Another milestone has been passed with Sinn Fein councillors in Magherafelt taking their places for the first time on a district policing partnership. It is one thing sitting on the main Policing Board, as three Sinn Fein MLAs have been doing for the past six months, and another engaging with PSNI officers in a local forum.
Hopefully Magherafelt is just the first of many towns where elected republicans will accept their responsibility to play their part in achieving better policing. There has never been any doubt that people want a responsive policing service, but old attitudes towards the RUC - and, in years gone by, the RIC - have prevented a proper dialogue. The DPP move should change all that.
Nevertheless it has to be admitted that there are elements in both the nationalist and unionist communities who will be unhappy with the involvement of such well-known republicans.

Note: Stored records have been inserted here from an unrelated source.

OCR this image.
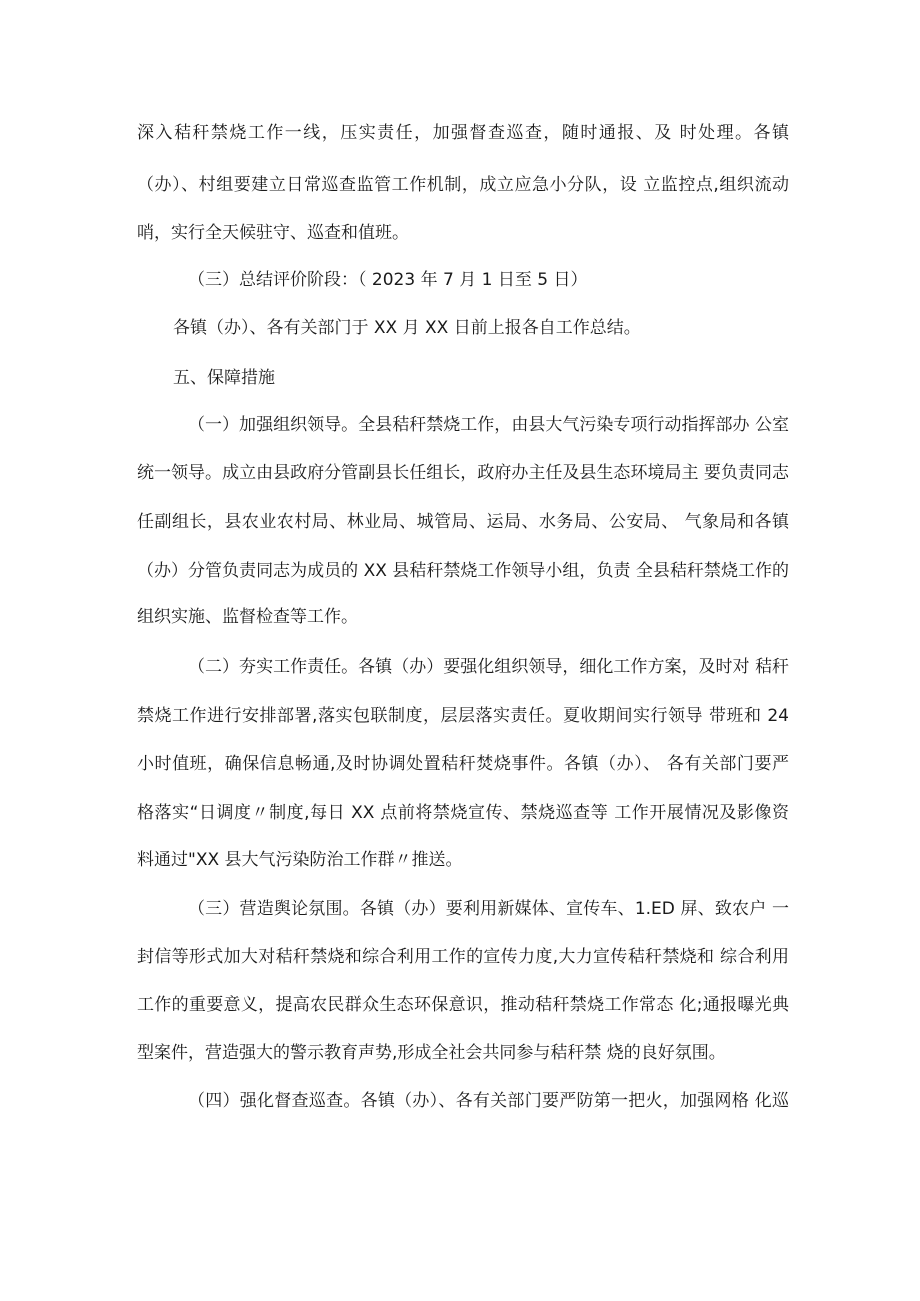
深入秸秆禁烧工作一线，压实责任，加强督查巡查，随时通报、及 时处理。各镇
（办）、村组要建立日常巡查监管工作机制，成立应急小分队，设 立监控点,组织流动
哨，实行全天候驻守、巡查和值班。
（三）总结评价阶段：（ 2023 年 7 月 1 日至 5 日）
各镇（办）、各有关部门于 XX 月 XX 日前上报各自工作总结。
五、保障措施
（一）加强组织领导。全县秸秆禁烧工作，由县大气污染专项行动指挥部办 公室
统一领导。成立由县政府分管副县长任组长，政府办主任及县生态环境局主 要负责同志
任副组长，县农业农村局、林业局、城管局、运局、水务局、公安局、 气象局和各镇
（办）分管负责同志为成员的 XX 县秸秆禁烧工作领导小组，负责 全县秸秆禁烧工作的
组织实施、监督检查等工作。
（二）夯实工作责任。各镇（办）要强化组织领导，细化工作方案，及时对 秸秆
禁烧工作进行安排部署,落实包联制度，层层落实责任。夏收期间实行领导 带班和 24
小时值班，确保信息畅通,及时协调处置秸秆焚烧事件。各镇（办）、 各有关部门要严
格落实“日调度〃制度,每日 XX 点前将禁烧宣传、禁烧巡查等 工作开展情况及影像资
料通过"XX 县大气污染防治工作群〃推送。
（三）营造舆论氛围。各镇（办）要利用新媒体、宣传车、1.ED 屏、致农户 一
封信等形式加大对秸秆禁烧和综合利用工作的宣传力度,大力宣传秸秆禁烧和 综合利用
工作的重要意义，提高农民群众生态环保意识，推动秸秆禁烧工作常态 化;通报曝光典
型案件，营造强大的警示教育声势,形成全社会共同参与秸秆禁 烧的良好氛围。
（四）强化督查巡查。各镇（办）、各有关部门要严防第一把火，加强网格 化巡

Peter Bateson, the vice-chair of the council, was released under the Good Friday Agreement, having served seven years of a 25-year sentence for conspiracy to murder members of the security forces, and Ian Milne, council chairman, served 17 years in jail.
They will be under pressure from dissident republicans, who have attacked SDLP members of other DPPs, to show they have not surrendered their principles and are taking seriously their pledge to hold the police to account. In their defence, another Sinn Fein colleague, Sean McPeake, said they want to play a constructive role, but will not shy away from challenging or criticising policing decisions.
Unionists are entitled to be sceptical about the role that Sinn Fein members on DPPs will play until there is evidence that they are looking to the future rather than the past. Ominously, Mr McPeake, who is Sinn Fein's Elected Representatives' co-ordinator, wants to be a voice for communities who have experienced "only bad policing". In his new capacity, however, he looks to the PSNI to arrest those responsible for criminality and anti-social behaviour - "and take them off the streets if need be" .
Anywhere else, it would go without saying that elected representatives would support the police but here Sinn Fein's participation in DPPs is rightly regarded as a significant breakthrough. The Patten reforms of policing have been highly controversial, reducing numbers while discriminating in favour of Roman Catholic recruits, but they have achieved a level of general approval never previously seen in Northern Ireland.
Meetings of the local police commanders with elected representatives in DPPs can only help to open minds to a new form of accountable policing, putting old histories of antagonism firmly in the past. It is part of the process of normalisation taking place at every level of society, cementing the peace and providing a lead for Stormont politicians to follow.